Vehemently with one hand she lunged forward and tried with her tiny open palm to push Barton’s horse a trifle faster back through the intricate thicket. Then once in the open again she drew herself up with an absurd air of dignity and finality and bowed him from her presence.
“Good-by, Mr. Barton,” she said. “Good-by, Mr. Barton.”
“But Miss Edgarton—” stammered Barton perplexedly. Whatever his own personal joy and relief might be, the surrounding country nevertheless was exceedingly wild, and the girl an extravagantly long distance from home. “But Miss Edgarton—” he began all over again.
“Good-by, Mr. Barton! And thank you for going home!” she added conscientiously.
“But what will I tell your father?” worried Barton.
“Oh—hang Father,” drawled the indifferent little voice.

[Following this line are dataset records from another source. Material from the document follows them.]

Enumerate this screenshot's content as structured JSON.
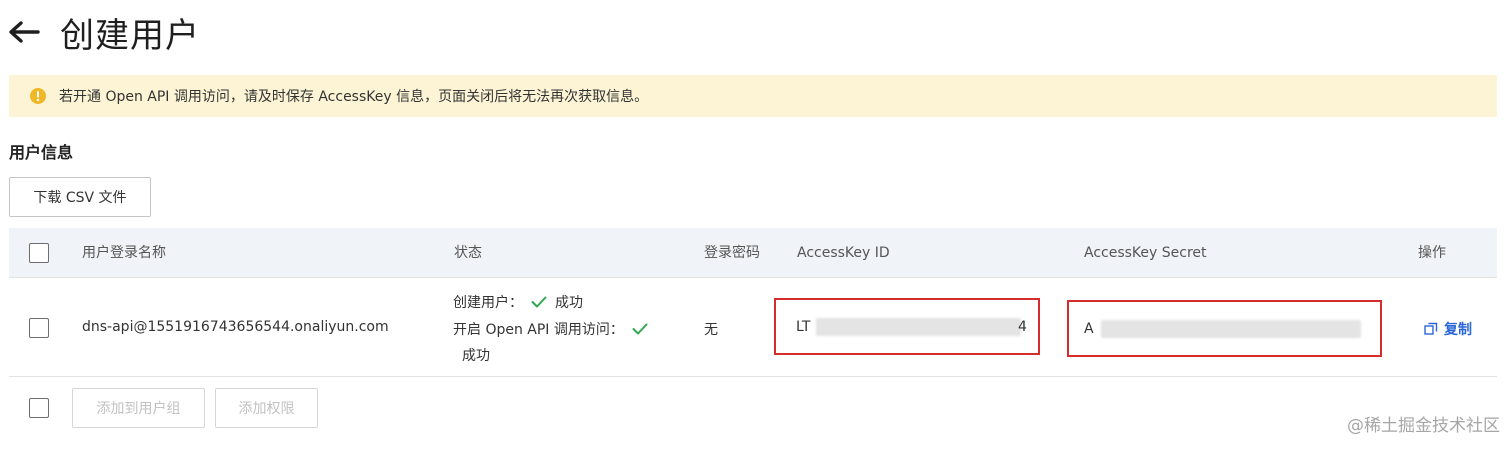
{
  "header": {
    "title": "创建用户"
  },
  "alert": {
    "text": "若开通 Open API 调用访问，请及时保存 AccessKey 信息，页面关闭后将无法再次获取信息。"
  },
  "section": {
    "title": "用户信息"
  },
  "toolbar": {
    "download_label": "下载 CSV 文件"
  },
  "table": {
    "columns": {
      "login_name": "用户登录名称",
      "status": "状态",
      "password": "登录密码",
      "ak_id": "AccessKey ID",
      "ak_secret": "AccessKey Secret",
      "actions": "操作"
    },
    "row": {
      "login_name": "dns-api@1551916743656544.onaliyun.com",
      "status_create_label": "创建用户：",
      "status_create_value": "成功",
      "status_api_label": "开启 Open API 调用访问：",
      "status_api_value": "成功",
      "password": "无",
      "ak_id_start": "LT",
      "ak_id_end": "4",
      "ak_secret_start": "A",
      "copy_label": "复制"
    }
  },
  "footer": {
    "add_to_group_label": "添加到用户组",
    "add_permission_label": "添加权限"
  },
  "watermark": "@稀土掘金技术社区",
  "colors": {
    "alert_bg": "#fcf4d5",
    "highlight_border": "#d62c2c",
    "link": "#2b66d9",
    "success": "#2fa84f"
  }
}
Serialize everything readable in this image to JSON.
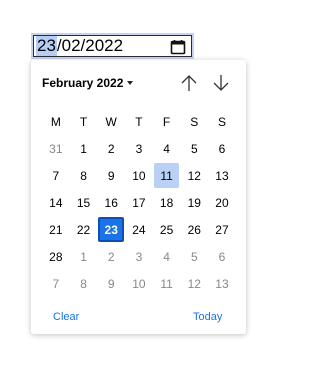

“But the extra horse?” argued Barton with increasing perplexity. “The gray? If you’ve got some date up your sleeve, don’t you want me to take the gray home with me, and get him out of your way?”
With sluggish resentment little Eve Edgarton lifted her eyes to his. “What would the gray go home with you for?” she asked tersely. “Why, how silly! Why, it’s my—mother’s horse! That is, we call it my mother’s horse,” she hastened to explain. “My mother’s dead, you know. She’s almost always been dead, I mean. So Father always makes me buy an extra place for my mother. It’s just a trick of ours, a sort of a custom. I play around alone so much you know. And we live in such wild places!”